Global Optimality in Deep Learning (René Vidal - 45 minutes)
One of the challenges in training deep networks is that the associated optimization problem is non-convex and hence finding a good initialization would appear to be essential. Researchers have tackled this issue by using different ad-hoc or brute force initialization strategies, which often lead to very different local solutions for the network weights. Nonetheless, it would appear that these local solutions give roughly the same (outstanding) results. This lecture will present a mathematical analysis that establishes conditions under which local solutions are globally optimal. In particular, we will show that for a very general class of learning problems for which both the loss function and the regularizer are sums of positively homogeneous functions of the same degree, a local optimum such that many of its entries are zero is also a global optimum. These results will also provide a possible explanation for the success of rectified linear units (RELU), which are positively homogeneous functions. Particular cases of this framework include, in addition to deep learning, matrix factorization and tensor factorization.

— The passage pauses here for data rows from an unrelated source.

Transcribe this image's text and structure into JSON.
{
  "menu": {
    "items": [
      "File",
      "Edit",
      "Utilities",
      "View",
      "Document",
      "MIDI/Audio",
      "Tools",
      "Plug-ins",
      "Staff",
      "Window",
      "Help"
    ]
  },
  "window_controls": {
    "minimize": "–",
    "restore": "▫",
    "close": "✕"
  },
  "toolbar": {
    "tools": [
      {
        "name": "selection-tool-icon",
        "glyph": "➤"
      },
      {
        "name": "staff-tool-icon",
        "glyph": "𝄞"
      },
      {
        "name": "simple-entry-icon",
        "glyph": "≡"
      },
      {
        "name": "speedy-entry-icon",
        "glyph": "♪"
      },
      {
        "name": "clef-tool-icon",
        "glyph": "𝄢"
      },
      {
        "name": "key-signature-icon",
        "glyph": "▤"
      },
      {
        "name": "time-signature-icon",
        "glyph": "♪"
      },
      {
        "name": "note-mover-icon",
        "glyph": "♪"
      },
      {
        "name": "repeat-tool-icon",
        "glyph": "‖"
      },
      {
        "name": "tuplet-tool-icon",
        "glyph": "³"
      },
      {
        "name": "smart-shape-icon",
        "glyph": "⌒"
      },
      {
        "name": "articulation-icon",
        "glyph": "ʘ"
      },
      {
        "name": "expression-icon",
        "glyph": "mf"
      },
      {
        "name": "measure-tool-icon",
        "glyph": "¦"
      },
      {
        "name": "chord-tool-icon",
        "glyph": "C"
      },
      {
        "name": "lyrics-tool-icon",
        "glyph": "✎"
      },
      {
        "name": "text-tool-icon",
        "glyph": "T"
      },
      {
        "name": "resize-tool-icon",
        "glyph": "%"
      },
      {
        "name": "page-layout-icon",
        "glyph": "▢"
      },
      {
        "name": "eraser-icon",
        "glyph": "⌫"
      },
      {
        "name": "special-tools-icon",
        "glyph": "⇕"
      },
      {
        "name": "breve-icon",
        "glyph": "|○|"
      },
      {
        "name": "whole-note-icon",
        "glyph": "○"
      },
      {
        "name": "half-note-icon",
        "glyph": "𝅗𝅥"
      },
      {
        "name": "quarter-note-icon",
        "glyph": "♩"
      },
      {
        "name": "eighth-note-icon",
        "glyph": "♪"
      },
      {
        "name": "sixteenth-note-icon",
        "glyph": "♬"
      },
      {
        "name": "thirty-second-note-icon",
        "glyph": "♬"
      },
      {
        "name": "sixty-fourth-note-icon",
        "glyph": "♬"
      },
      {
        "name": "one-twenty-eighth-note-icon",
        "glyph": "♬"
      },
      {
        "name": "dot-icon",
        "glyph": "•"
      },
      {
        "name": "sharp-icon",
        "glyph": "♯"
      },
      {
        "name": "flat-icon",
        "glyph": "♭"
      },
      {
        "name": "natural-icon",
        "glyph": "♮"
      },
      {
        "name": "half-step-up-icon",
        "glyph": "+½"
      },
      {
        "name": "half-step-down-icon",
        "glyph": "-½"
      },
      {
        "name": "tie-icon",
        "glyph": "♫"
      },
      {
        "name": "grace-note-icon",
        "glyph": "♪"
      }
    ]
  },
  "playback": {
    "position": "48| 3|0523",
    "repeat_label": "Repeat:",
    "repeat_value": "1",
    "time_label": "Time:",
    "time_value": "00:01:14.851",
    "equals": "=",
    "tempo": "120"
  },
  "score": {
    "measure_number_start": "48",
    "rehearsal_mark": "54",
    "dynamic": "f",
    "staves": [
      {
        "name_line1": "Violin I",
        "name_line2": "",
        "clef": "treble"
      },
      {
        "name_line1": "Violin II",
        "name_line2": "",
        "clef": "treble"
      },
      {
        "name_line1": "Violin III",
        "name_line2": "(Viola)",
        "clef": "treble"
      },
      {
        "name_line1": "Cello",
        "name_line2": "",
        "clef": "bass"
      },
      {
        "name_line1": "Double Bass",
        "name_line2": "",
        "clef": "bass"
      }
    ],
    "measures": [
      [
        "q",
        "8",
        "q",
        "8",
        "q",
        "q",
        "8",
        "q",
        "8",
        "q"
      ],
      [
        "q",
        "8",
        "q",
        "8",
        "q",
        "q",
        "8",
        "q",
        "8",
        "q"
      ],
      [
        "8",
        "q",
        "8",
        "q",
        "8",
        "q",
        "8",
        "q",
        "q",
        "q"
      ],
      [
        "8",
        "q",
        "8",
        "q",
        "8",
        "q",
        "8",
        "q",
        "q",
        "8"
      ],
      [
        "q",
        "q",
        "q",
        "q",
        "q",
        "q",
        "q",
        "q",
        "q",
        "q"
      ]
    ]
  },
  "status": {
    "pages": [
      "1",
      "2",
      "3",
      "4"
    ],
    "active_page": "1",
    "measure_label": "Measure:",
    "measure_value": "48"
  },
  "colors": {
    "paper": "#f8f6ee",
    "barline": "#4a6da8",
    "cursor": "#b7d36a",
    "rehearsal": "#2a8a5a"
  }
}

Structure Based Theory for Deep Learning (Raja Giryes - 45 minutes)
In this talk, we will briefly survey some existing theory of deep learning. In particular, we will focus on data structure based theory for deep learning and discuss two recent developments.
We first study the generalization error of deep neural network. We will show how the generalization error of deep networks can be bounded via their classification margin. We will also discuss the implications of our results for the regularization of the networks. For example, the popular weight decay regularization guarantees the margin preservation, but it leads to a loose bound to the classification margin. We show that a better regularization strategy can be obtained by directly controlling the properties of the network's Jacobian matrix.
Then we focus on solving minimization problems with neural networks. Relying on recent recovery techniques developed for settings in which the desired signal belongs to some low-dimensional set, we show that using a coarse estimate of this set leads to faster convergence of certain iterative algorithms with an error related to the accuracy of the set approximation. Our theory ties to recent advances in sparse recovery, compressed sensing and deep learning. In particular, it provides an explanation for the successful approximation of the ISTA (iterative shrinkage and thresholding algorithm) solution by neural networks with layers representing iterations.
Signal Recovery from Scattering Convolutional Networks (Joan Bruna - 45 minutes)
One of the arguments given for the success of deep networks is that deeper architectures are able to better capture invariant properties of objects and scenes in images. While a mathematical analysis of why this is the case remains elusive, recent progress has started to shed some light on this issue for certain sub-classes of deep networks. In particular, scattering networks are a class of Convolutional Networks whose convolutional filter banks are given by complex, multiresolution wavelet families. As a result of this extra structure, they are provably stable and locally invariant signal representations, and yield state-of-the-art classification results on several pattern and texture recognition problems where training examples may be limited. The reasons for such success lie on the ability to preserve discriminative information while generating stability with respect to high-dimensional deformations. In this lecture, we will explore the discriminative aspect of the representation, giving conditions under which signals can be recovered from their scattering coefficients, as well as introducing a family of Gibbs scattering processes, from which one can sample image and auditory textures. Although the scattering recovery is non-convex and corresponds to a generalized phase recovery problem, gradient descent algorithms show good empirical performance and enjoy weak convergence properties. We will discuss connections with non-linear compressed sensing and applications to texture synthesis and inverse problems such as super-resolution.
- Questions and Discussion (15 minutes)